Print Options

 
 
 Print
Baby Basil-Zucchini Muffins Recipe

Baby Basil-Zucchini Muffins Recipe

"These delicious treats make the most of the basil and zucchini I grow," enthuses Marion Lowery of Medford, Oregon. "The aroma during baking is so tempting my family flocks to the kitchen to grab muffins for snacking. I've learned to always mix up a double batch so I have enough for dinner!"
TOTAL TIME: Prep: 20 min. Bake: 15 min./batch YIELD:27 servings

Ingredients

  • 2-1/2 cups all-purpose flour
  • 1/4 cup sugar
  • 3 tablespoons minced fresh basil or 1 tablespoon dried basil
  • 1 teaspoon baking powder
  • 1 teaspoon salt
  • 1/2 teaspoon baking soda
  • 2 eggs
  • 3/4 cup milk
  • 2/3 cup vegetable oil
  • 2 cups finely shredded peeled zucchini, squeezed dry
  • 1/2 cup grated Parmesan cheese

Directions

  • 1. In a large bowl, combine the flour, sugar, basil, baking powder, salt and baking soda. Beat the eggs, milk and oil; stir into dry ingredients just until moistened.
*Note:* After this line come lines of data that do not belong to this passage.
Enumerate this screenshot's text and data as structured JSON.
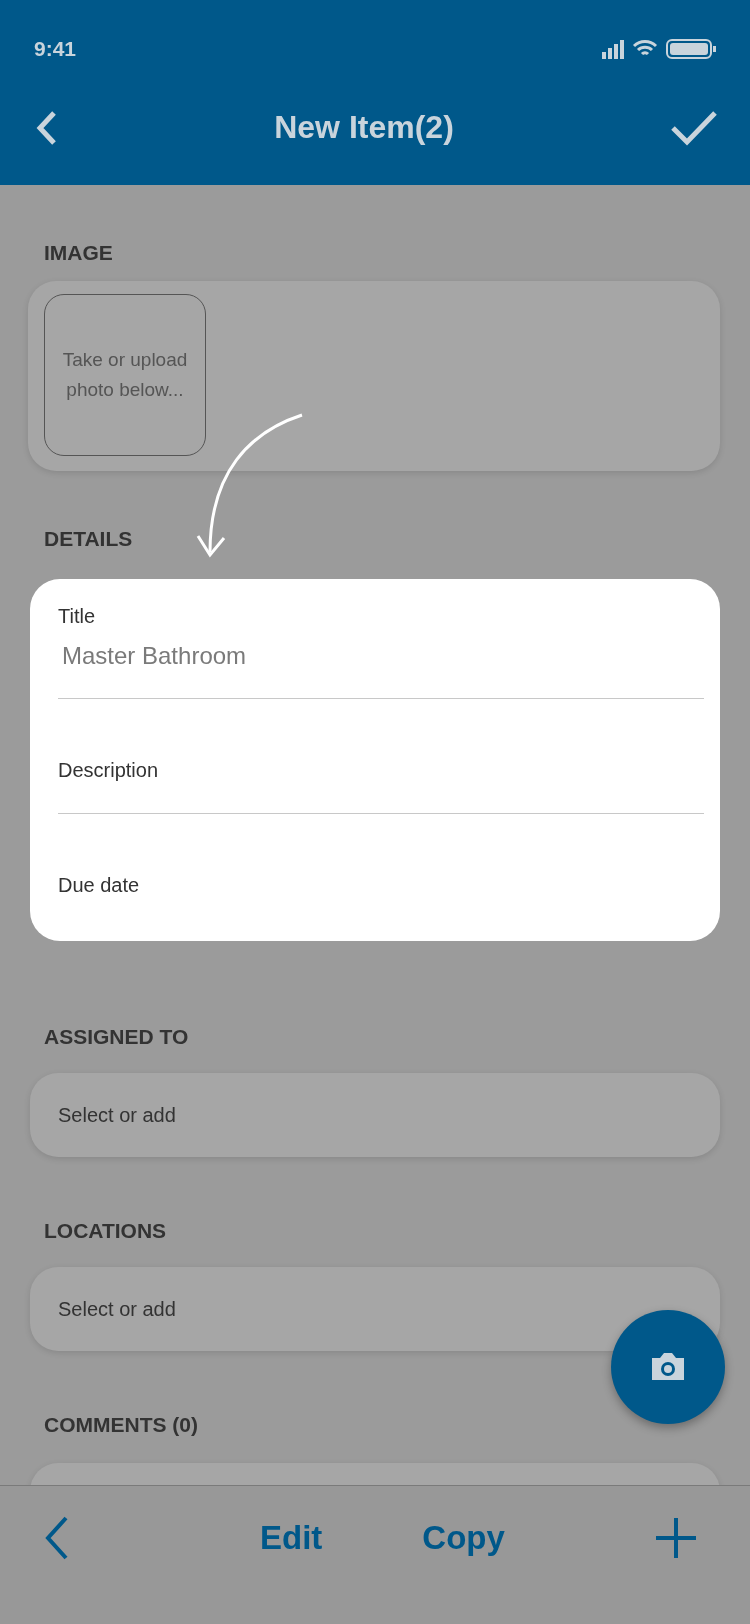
{
  "status_bar": {
    "time": "9:41"
  },
  "header": {
    "title": "New Item(2)"
  },
  "image_section": {
    "label": "IMAGE",
    "placeholder": "Take or upload photo below..."
  },
  "details": {
    "label": "DETAILS",
    "fields": [
      {
        "label": "Title",
        "value": "Master Bathroom"
      },
      {
        "label": "Description"
      },
      {
        "label": "Due date"
      }
    ]
  },
  "pickers": [
    {
      "label": "ASSIGNED TO",
      "placeholder": "Select or add"
    },
    {
      "label": "LOCATIONS",
      "placeholder": "Select or add"
    }
  ],
  "comments": {
    "label": "COMMENTS (0)"
  },
  "bottom_bar": {
    "buttons": [
      "Edit",
      "Copy"
    ]
  }
}
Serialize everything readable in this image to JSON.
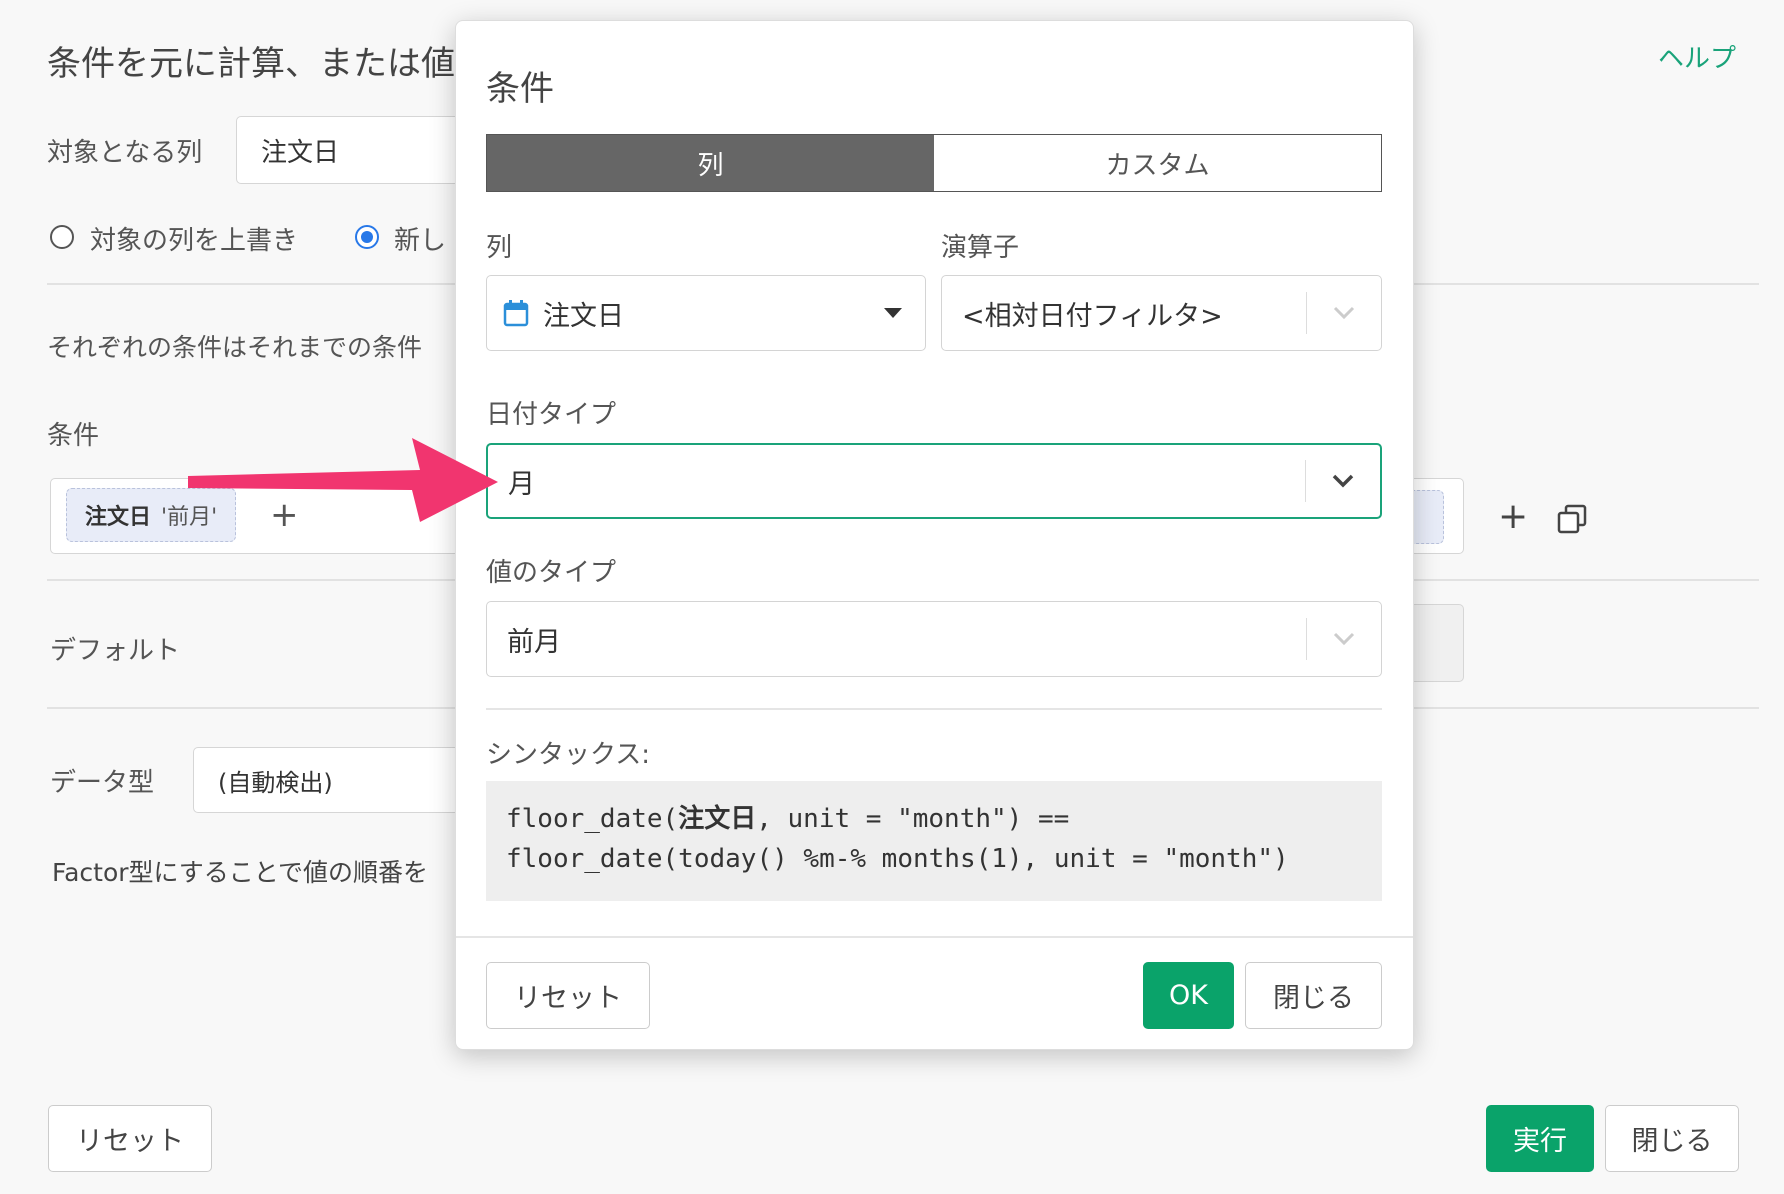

Fold in zucchini.
  • 2. Fill greased or paper-lined miniature muffin cups two-thirds full. Sprinkle with cheese. Bake at 400° for 12-15 minutes or until a toothpick inserted near the center comes out clean. Cool for 5 minutes before removing from the pans to wire racks. Serve warm. Yield: about 4-1/2 dozen.

Nutritional Facts

2 each equals 115 calories, 7 g fat (1 g saturated fat), 18 mg cholesterol, 162 mg sodium, 11 g carbohydrate, trace fiber, 3 g protein.